XIII. NOS FORTIFICAMOS FRENTE A MANSURA

De los siete brazos en que se derrama el Nilo, cinco son gruesos como ríos nuestros; uno pasa por Damieta, otro por Alejandría, otro más por Tanta, un cuarto por Roseta y un quinto por Mansura. Nosotros cruzamos del primero al último, y en este se detuvo el rey y acampó con su ejército, mientras la hueste del soldán lo hacía en la ribera opuesta para cortarnos el paso. Allí era donde nos esperaba.

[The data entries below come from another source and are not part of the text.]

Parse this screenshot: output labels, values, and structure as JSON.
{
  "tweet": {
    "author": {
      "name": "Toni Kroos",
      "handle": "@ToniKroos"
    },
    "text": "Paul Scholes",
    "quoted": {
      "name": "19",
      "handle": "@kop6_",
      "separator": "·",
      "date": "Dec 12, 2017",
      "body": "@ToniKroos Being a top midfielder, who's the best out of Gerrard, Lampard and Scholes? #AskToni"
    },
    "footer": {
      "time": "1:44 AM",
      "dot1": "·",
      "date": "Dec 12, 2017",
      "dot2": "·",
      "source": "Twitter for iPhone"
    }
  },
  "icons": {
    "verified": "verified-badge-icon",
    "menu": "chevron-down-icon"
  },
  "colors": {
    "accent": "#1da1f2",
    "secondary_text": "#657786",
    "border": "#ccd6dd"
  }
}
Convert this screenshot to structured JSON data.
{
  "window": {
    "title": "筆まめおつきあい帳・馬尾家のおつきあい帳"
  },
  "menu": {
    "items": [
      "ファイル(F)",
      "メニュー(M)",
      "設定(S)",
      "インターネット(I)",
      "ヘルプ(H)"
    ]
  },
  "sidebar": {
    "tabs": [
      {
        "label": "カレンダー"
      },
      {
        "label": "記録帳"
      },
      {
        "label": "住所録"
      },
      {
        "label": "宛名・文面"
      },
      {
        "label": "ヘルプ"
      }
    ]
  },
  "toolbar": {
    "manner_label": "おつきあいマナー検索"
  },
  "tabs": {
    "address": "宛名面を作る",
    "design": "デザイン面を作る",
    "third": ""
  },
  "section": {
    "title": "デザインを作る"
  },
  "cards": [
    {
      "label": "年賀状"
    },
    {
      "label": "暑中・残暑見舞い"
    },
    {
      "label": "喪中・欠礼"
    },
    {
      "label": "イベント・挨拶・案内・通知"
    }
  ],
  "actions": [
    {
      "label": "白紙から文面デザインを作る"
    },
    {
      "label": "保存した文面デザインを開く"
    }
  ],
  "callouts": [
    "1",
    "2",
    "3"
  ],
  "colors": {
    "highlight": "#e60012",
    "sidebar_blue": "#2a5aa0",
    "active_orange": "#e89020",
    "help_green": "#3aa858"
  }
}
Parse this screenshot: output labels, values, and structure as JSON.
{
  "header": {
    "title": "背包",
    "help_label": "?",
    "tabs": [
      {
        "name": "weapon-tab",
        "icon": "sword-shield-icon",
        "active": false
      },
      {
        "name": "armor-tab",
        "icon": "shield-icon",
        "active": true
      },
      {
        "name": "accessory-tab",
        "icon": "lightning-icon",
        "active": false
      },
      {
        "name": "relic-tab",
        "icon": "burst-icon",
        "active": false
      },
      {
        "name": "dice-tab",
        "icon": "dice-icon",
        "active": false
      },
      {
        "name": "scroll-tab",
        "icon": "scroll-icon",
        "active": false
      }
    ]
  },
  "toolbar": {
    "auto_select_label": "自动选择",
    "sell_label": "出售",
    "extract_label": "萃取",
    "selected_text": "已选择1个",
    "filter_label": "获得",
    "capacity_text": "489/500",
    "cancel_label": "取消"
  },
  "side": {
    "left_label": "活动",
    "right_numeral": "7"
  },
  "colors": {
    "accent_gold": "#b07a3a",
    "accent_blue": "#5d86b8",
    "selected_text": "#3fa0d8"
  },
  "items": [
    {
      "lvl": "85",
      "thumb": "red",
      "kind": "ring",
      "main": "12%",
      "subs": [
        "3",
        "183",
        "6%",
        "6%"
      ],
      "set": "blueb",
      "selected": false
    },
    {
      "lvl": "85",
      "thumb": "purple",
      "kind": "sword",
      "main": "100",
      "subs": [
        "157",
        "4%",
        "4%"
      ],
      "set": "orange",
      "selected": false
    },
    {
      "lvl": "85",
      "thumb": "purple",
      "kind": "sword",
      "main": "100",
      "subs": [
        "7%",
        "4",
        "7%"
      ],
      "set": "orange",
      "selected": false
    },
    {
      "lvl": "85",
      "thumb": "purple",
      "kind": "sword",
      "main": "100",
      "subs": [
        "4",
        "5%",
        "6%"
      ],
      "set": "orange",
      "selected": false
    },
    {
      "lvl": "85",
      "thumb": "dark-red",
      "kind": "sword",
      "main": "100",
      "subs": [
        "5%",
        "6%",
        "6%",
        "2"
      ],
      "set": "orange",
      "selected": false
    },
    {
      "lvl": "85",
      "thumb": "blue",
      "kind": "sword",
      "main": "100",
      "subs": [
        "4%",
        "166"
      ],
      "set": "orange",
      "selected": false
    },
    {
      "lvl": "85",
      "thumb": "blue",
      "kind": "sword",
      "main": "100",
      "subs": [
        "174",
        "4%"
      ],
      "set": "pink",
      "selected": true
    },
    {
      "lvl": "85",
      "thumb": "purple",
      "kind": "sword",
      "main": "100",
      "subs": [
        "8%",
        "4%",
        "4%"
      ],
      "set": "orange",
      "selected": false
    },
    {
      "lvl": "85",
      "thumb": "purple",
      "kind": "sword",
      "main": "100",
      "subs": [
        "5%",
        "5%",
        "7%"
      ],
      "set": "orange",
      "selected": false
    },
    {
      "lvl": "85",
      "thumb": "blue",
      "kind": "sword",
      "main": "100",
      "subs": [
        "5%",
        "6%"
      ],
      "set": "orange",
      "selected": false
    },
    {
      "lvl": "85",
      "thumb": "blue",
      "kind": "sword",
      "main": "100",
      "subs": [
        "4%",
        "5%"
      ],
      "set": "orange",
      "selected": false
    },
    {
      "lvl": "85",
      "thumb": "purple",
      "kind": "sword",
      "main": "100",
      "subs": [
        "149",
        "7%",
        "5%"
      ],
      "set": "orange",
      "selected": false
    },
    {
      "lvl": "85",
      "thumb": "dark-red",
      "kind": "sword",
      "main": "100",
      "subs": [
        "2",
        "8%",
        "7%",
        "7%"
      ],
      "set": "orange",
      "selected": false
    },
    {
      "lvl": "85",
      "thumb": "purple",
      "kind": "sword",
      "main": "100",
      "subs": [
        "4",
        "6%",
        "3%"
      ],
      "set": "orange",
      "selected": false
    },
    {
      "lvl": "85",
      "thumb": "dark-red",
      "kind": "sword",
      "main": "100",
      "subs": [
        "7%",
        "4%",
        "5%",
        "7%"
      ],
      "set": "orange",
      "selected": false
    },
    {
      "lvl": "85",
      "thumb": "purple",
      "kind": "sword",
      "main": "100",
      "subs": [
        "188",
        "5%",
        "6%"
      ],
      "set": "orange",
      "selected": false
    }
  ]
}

Como el río no es en esa parte muy caudaloso, decidió el rey atravesarlo por una calzada o puente, para lo cual era menester proteger a los obreros que la construían, y así comenzó un tiempo largo y aburrido para los soldados y muy animado para los ingenieros. Primero se levantaron dos construcciones de las que llaman gatas de castillo, que son como torres de madera para proteger a las gatas o cubiertas bajo las cuales trabajan los obreros. Detrás de las gatas se prepararon dos protecciones para los vigías, a quienes bombardeaban los sarracenos con dieciséis máquinas de guerra.

En la hueste del conde de Provenza venía el maestre de poliorcética Nicoloso de Albeguena, un ligur pequeño, muy delgado y nervioso, con una grandísima nariz y gestos de ratón, el cual levantó diez y ocho máquinas muy aparentes, como todo lo que construyen en esa parte de la Europa, pero de poco trabajo, según el parecer de nuestros barones. Sant Jordi y yo solíamos pasear por los talleres del ligur, quien nos divertía con sus saltos de mono y sus risas llenas de bufidos y toses, discutiendo las virtudes de las máquinas y encontrándolas siempre peores que las de nuestra tierra. Delante de una con torniquete y estribo, dijo Sant Jordi que le recordaba a esa que nosotros llamamos algarrada, solo que más pequeña. Contesté que ya entendía lo que decía pero que nosotros la llamamos almañaga. No habíamos caído en la cuenta de que a nuestro lado caminaba Jaume d’Alerig, caballero que se jactaba de grandes conocimientos militares, y con gran menosprecio nos hizo callar, añadiendo que no sabíamos de lo que hablábamos, que aquella era una máquina llamada colafre, pero muy mal parida y de poco uso. Quedamos ambos desairados y enojados, pero no pudimos responder pues era mayor y más grande que nosotros. Sus cejas, de pelos muy largos, parecían cuernos o antenas de langosta, lo que le había valido muchas chanzas, apoyadas en el carácter alegre y tierno de su mujer, una valenciana muy morena y ojerosa.

En tanto se construía la calzada llegó la semana anterior a Navidad, y andábamos inquietos, aburridos e irritados por la holganza. Viéndolo el rey e ilustrando el decir de «piedra movediza no cubre moho», ideó un ardid para tenernos vigilantes. Algo más arriba, como a media legua, se encontraba la embocadura de este brazo del Nilo. Dijo el rey que fuéramos hasta allí con unos hombres por ver si podíamos taparlo y dejarlo seco, y así lo hicimos. Durante varias semanas fuimos amontonando tierra y protegiéndonos de las saetas sarracenas que caían como aguacero. Pero los perros infieles cavaban a su vez del otro lado y cuanto acortáramos nosotros el río, tanto y lo mismo abrían ellos por su ribera, con lo que siempre conservaba el mismo caudal. Así nos tuvo el rey ocupados tres semanas, hasta que hartos como aquellos novios de la señora Penélope, la cual destejía de noche lo que el día le permitió tejer, regresamos al campamento fatigados y roncos.